Toutefois, l'efficacité d'un système éducatif dépend en définitive de sa fidélité entière au but premier qu'il se propose. L'école chrétienne justifiera sa raison d'être dans la mesure où ses maîtres, clercs et laïcs, religieux et séculiers, réussiront à former de solides chrétiens. Que leur zèle s'applique donc inlassablement à associer toujours davantage leurs élèves à la vie de l'Eglise, à les faire participer à sa liturgie et à ses sacrements, puis à les initier, selon les capacités de leur âge, à l'apostolat parmi leurs compagnons, dans leurs familles, dans leur milieu de vie ; qu'ils les habituent aussi à regarder l'immense champ missionnaire, qui s'ouvre en réalité aux portes mêmes de l'école ou du collège. Qu'ils leur révèlent les possibilités apostoliques qui s'offrent à leur générosité, dans la vocation sacerdotale et religieuse, ou parmi les formes si variées de l'action laïque. Jamais les élèves d'un institut catholique ne devraient concevoir leur future carrière comme une simple fonction sociale, nécessaire sans doute pour eux-mêmes et pour leurs semblables, mais sans relation immédiate avec leur condition de baptisés. Qu'ils la conçoivent toujours au contraire comme l'exercice d'une responsabilité dans l'oeuvre du salut du monde, par laquelle, en s'engageant sérieusement comme chrétiens sur le plan temporel, ils réalisent leur destinée spirituelle la plus haute.



Les services rendus à la communauté nationale.

On aurait tort de penser pour cela que l'école chrétienne tient en moindre estime ou relègue au second plan les tâches spécifiquement scolaires. Les objectifs d'ordre intellectuel, but précis de l'enseignement, reçoivent au contraire de son orientation spirituelle un sens plus ferme, une sûreté et une force accrues. C'est pourquoi, lorsque des élèves païens ou appartenant à d'autres confessions fréquentent les établissements catholiques, ils en retirent une culture, qui ne le cède en rien à celle qu'ils auraient reçue ailleurs. Il n'est même pas rare que les instituts catholiques jouissent dans les milieux non-chrétiens d'une réputation, due avant tout à la qualité de leurs études et aux services éminents, qu'ils rendent à ce titre à la communauté nationale.

B Cf. Documents Pontificaux x957, pp. 674-677.




Malheureusement, en dépit de ses mérites évidents, l'école catholique ne trouve pas toujours auprès des pouvoirs publics l'appui qu'elle serait en droit de recevoir. Nous avons déjà évoqué ce problème dans Notre allocution du 10 novembre 1957 au Congrès international des écoles privées européennes5. On peut espérer que le mouvement, qui pousse les nations à s'unir en des ensembles plus vastes, incitera les gouvernants à dépasser, en cette matière, des oppositions néfastes à ceux-là mêmes qui les créent.

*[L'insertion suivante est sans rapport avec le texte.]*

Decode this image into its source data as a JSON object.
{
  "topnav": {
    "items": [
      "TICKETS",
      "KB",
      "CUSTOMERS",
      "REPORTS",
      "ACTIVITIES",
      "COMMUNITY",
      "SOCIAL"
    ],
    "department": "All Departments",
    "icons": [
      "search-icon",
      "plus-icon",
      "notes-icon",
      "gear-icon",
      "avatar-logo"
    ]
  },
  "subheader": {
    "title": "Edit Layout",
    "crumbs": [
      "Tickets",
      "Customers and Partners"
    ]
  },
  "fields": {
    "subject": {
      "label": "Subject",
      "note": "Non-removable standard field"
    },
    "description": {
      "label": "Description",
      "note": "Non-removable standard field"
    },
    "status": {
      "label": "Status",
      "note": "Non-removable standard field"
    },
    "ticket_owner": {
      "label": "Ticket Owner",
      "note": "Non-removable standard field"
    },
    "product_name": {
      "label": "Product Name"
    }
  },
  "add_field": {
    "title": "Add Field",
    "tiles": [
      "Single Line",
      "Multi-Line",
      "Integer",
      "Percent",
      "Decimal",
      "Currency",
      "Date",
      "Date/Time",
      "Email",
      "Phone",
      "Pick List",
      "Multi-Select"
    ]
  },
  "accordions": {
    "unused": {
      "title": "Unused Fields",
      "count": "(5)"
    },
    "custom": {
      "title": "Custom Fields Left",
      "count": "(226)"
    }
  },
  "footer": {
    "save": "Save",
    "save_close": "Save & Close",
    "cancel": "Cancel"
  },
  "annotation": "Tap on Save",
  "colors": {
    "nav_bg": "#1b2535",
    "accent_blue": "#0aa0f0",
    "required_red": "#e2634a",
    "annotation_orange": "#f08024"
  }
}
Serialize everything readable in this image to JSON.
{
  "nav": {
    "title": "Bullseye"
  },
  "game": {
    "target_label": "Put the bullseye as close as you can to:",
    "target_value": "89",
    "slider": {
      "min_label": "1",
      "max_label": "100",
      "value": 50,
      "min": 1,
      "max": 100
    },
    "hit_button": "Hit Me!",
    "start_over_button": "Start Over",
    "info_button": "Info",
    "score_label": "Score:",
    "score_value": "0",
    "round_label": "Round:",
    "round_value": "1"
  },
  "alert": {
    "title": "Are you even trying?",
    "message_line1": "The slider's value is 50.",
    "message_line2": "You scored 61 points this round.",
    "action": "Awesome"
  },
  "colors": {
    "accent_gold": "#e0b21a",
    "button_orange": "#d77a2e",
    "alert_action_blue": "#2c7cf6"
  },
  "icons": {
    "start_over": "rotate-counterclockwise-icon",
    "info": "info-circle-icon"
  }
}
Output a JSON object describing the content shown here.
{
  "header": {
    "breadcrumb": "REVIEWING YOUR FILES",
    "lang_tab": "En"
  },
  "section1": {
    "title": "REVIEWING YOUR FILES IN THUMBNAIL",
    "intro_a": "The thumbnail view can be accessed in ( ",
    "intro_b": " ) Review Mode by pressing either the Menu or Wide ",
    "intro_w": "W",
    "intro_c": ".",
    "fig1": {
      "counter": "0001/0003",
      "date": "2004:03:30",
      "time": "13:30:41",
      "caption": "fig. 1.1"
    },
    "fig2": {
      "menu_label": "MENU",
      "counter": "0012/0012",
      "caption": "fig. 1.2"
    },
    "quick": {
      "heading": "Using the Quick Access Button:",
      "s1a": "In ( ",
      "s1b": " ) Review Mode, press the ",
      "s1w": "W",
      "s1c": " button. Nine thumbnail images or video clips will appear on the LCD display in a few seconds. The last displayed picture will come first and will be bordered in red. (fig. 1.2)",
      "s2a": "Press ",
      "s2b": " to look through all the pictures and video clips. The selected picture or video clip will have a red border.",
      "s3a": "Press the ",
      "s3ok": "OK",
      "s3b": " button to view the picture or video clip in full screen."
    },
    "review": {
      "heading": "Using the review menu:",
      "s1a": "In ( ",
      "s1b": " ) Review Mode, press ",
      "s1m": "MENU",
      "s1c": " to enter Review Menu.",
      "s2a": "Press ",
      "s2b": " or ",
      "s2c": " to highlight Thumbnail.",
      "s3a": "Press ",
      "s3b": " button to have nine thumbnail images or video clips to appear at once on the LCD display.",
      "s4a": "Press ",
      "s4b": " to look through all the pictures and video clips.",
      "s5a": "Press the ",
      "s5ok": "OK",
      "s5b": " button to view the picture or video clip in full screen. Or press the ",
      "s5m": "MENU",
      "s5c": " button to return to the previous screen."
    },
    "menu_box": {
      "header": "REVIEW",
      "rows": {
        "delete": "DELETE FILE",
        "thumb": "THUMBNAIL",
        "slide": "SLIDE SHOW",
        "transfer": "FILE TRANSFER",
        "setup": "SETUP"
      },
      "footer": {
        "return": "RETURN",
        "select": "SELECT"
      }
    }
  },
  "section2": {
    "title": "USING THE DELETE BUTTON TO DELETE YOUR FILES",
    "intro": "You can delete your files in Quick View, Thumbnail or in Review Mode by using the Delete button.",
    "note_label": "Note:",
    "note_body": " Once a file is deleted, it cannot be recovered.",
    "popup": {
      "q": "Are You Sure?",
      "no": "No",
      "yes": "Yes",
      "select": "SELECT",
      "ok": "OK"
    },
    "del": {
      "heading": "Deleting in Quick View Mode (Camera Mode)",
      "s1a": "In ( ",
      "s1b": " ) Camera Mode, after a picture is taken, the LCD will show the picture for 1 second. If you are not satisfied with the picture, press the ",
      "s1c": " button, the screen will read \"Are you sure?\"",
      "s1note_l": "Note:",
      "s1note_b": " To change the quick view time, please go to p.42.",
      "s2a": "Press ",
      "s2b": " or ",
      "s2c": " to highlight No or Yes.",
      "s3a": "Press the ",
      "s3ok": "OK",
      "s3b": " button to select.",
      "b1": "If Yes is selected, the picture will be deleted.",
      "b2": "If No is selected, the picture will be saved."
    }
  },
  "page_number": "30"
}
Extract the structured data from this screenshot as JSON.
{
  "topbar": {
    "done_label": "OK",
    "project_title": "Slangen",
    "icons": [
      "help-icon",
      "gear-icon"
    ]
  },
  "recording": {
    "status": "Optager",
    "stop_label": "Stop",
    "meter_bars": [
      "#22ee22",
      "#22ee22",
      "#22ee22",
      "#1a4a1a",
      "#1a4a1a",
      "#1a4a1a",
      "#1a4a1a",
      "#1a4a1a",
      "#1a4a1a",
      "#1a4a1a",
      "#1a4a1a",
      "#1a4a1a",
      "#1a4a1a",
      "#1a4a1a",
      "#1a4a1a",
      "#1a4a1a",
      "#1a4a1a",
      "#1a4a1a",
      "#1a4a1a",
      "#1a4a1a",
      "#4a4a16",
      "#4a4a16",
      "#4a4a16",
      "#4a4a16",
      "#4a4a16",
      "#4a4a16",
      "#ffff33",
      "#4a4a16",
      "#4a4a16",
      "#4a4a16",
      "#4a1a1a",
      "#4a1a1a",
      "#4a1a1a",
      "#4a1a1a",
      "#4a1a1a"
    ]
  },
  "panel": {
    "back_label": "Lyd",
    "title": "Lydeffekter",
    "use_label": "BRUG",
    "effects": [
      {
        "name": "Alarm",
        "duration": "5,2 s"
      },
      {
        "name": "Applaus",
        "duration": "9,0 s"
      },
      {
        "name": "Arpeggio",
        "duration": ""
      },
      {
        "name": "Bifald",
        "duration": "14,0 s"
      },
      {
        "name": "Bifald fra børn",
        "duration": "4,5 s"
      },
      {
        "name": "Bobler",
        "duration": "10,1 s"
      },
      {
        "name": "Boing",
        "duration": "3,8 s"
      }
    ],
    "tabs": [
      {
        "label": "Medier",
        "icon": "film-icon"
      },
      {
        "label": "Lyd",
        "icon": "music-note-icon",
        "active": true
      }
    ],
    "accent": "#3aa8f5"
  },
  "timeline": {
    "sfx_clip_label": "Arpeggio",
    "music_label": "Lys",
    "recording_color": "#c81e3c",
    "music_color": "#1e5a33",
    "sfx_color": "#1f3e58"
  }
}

Il Nous reste à vous souhaiter, chers fils, de (poursuivre avec courage et persévérance les tâches que vous vous êtes proposées. Vous pouvez bien, pour stimuler votre zèle, répéter l'exclamation de saint Paul, fier de la charge que Dieu lui avait confiée, de proclamer le Mystère du Christ : « Ce Christ nous l'annonçons, disait-il, avertissant tout homme et instruisant tout homme en toute sagesse, afin de rendre tout homme parfait dans le Christ ! » (Col 1,28). Tel est le terme magnifique de votre labeur et de celui de tous les maîtres chrétiens : annoncer le Seigneur à ceux qui l'ignorent, rendre parfaits ceux qui le connaissent.

Que le Saint-Esprit vous éclaire et guide vos pas ! Nous l'en supplions instamment et en même temps que Nous appelons ses grâces sur vous-mêmes et sur tous vos collaborateurs, Nous vous en accordons comme gage Notre paternelle Bénédiction apostolique.